La récurrence change la nature du jugement. Une première crise est un accident ; une crise répétée selon le même schéma devient, aux yeux de l’opinion et de la SCCT, un historical pattern qui aggrave l’attribution de responsabilité. Le public se dit : « ils savaient que cela pouvait arriver, et ils n’étaient toujours pas prêts. » Pour un opérateur ayant transporté un nombre record de voyageurs l’an passé, l’absence d’un dispositif de crise manifestement rodé — présence humaine massive en gare, plan de prise en charge des trains immobilisés, communication coordonnée — signe un déficit d’apprentissage organisationnel difficilement excusable.
VI. Ce qu’une communication de crise professionnelle aurait fait différemment
À titre prescriptif, on peut formuler quelques principes que ce cas met en lumière par défaut. D’abord, assumer l’incertitude plutôt que la masquer : dire « nous ne pouvons pas garantir que tous les trains circuleront, voici ce que nous savons et l’heure de notre prochaine mise à jour » est moins flatteur sur le moment, mais infiniment plus crédible — et la crédibilité est la seule monnaie qui survit à la crise. Ensuite, redéployer l’humain au point de contact : en crise majeure, la priorité budgétaire n’est pas le communiqué, c’est le personnel en gare, visible, formé, doté de consignes claires. Troisièmement, faire de la prise en charge le cœur du message : annoncer concrètement, et tôt, les solutions — réacheminement prioritaire, nuits d’hôtel, repas, remboursements automatiques sans démarche — vaut mieux que d’énumérer après coup des droits que le voyageur devra réclamer. Quatrièmement, parler d’une seule voix avec Getlink et la SNCF. Enfin, ne pas décréter la fin de la crise tant qu’un seul passager reste sur le carreau.

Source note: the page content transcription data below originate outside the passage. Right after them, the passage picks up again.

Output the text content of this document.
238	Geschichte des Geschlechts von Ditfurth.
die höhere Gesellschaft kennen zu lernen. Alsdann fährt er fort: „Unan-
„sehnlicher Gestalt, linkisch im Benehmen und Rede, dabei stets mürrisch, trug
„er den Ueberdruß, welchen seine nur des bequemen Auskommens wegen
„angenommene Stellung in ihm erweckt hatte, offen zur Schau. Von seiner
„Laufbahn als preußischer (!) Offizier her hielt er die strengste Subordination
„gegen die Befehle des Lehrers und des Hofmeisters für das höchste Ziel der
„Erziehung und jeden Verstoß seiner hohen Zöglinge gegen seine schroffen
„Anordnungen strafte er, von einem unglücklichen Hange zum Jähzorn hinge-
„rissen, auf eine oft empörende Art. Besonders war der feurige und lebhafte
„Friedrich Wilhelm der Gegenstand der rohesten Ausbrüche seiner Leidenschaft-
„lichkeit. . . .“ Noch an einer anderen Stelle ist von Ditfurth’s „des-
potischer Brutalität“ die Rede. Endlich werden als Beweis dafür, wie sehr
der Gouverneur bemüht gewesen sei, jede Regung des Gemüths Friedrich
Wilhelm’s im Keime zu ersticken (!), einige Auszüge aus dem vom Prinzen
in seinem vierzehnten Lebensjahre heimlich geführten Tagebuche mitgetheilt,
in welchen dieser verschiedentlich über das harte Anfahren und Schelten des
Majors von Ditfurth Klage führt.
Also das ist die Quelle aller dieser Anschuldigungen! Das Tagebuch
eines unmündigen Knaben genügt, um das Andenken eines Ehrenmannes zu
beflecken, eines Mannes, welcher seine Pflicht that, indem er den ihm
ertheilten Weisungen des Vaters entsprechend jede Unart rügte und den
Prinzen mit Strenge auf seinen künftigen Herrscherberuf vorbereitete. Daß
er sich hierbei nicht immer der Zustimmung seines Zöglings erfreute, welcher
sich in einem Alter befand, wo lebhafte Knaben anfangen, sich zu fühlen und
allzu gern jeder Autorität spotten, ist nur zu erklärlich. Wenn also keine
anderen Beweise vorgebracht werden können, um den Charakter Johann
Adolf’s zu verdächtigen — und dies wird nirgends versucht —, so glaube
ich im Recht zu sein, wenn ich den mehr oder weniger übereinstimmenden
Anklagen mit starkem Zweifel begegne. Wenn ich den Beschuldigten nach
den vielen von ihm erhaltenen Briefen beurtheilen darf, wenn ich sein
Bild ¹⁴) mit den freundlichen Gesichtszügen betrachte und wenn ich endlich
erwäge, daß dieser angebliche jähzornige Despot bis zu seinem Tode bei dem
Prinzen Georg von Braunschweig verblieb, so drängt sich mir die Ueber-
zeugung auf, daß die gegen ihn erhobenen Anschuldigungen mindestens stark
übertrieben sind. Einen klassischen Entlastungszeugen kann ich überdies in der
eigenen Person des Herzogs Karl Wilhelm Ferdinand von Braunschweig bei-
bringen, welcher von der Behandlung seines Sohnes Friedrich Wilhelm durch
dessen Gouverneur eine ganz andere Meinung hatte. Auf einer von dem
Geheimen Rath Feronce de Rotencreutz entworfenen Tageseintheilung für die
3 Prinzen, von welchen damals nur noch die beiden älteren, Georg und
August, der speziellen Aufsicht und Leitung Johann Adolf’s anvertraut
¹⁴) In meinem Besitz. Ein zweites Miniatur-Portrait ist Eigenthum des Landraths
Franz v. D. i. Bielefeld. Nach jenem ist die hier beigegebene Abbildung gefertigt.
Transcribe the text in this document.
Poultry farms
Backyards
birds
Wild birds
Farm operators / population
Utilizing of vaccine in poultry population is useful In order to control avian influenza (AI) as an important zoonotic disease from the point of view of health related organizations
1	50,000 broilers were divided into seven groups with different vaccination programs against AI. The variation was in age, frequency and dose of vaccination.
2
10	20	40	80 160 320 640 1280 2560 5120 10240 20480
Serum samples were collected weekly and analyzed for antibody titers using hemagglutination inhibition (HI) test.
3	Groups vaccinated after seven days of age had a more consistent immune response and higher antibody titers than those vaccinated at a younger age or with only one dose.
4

La matière première de cette crise était favorable : une panne n’est pas une faute. C’est précisément ce qui rend la déception communicationnelle plus frappante.
Dans le transport, le message, c’est l’exploitation
Le cas Eurostar des 30 et 31 décembre 2025 illustre une vérité que les communicants oublient parfois : dans les industries de service, on ne peut pas communiquer mieux que l’on n’opère. Une phrase rassurante posée sur une réalité défaillante ne rassure pas, elle exaspère. La promesse de « tous les services assurés » n’a pas refermé la crise ; elle a souligné l’écart impressionnant entre la parole de l’entreprise et l’expérience des voyageurs piétinant leur billet gare du Nord. La vraie communication de crise, ici, n’aurait pas été une déclaration : elle aurait été un agent sur le quai, une bouteille d’eau dans un train bloqué, et une information honnête, même mauvaise. Tant que cette leçon ne sera pas intégrée — et la répétition des épisodes laisse craindre qu’elle ne l’est pas encore —, chaque incident technique continuera de se muer en crise de confiance.
Sources : communiqués Eurostar ; AFP ; France 24 ; franceinfo ; France 3 Île-de-France ; Europe 1 ; Euronews ; Al Jazeera ; Associated Press / PBS ; BFMTV. Article rédigé à des fins d’analyse pédagogique.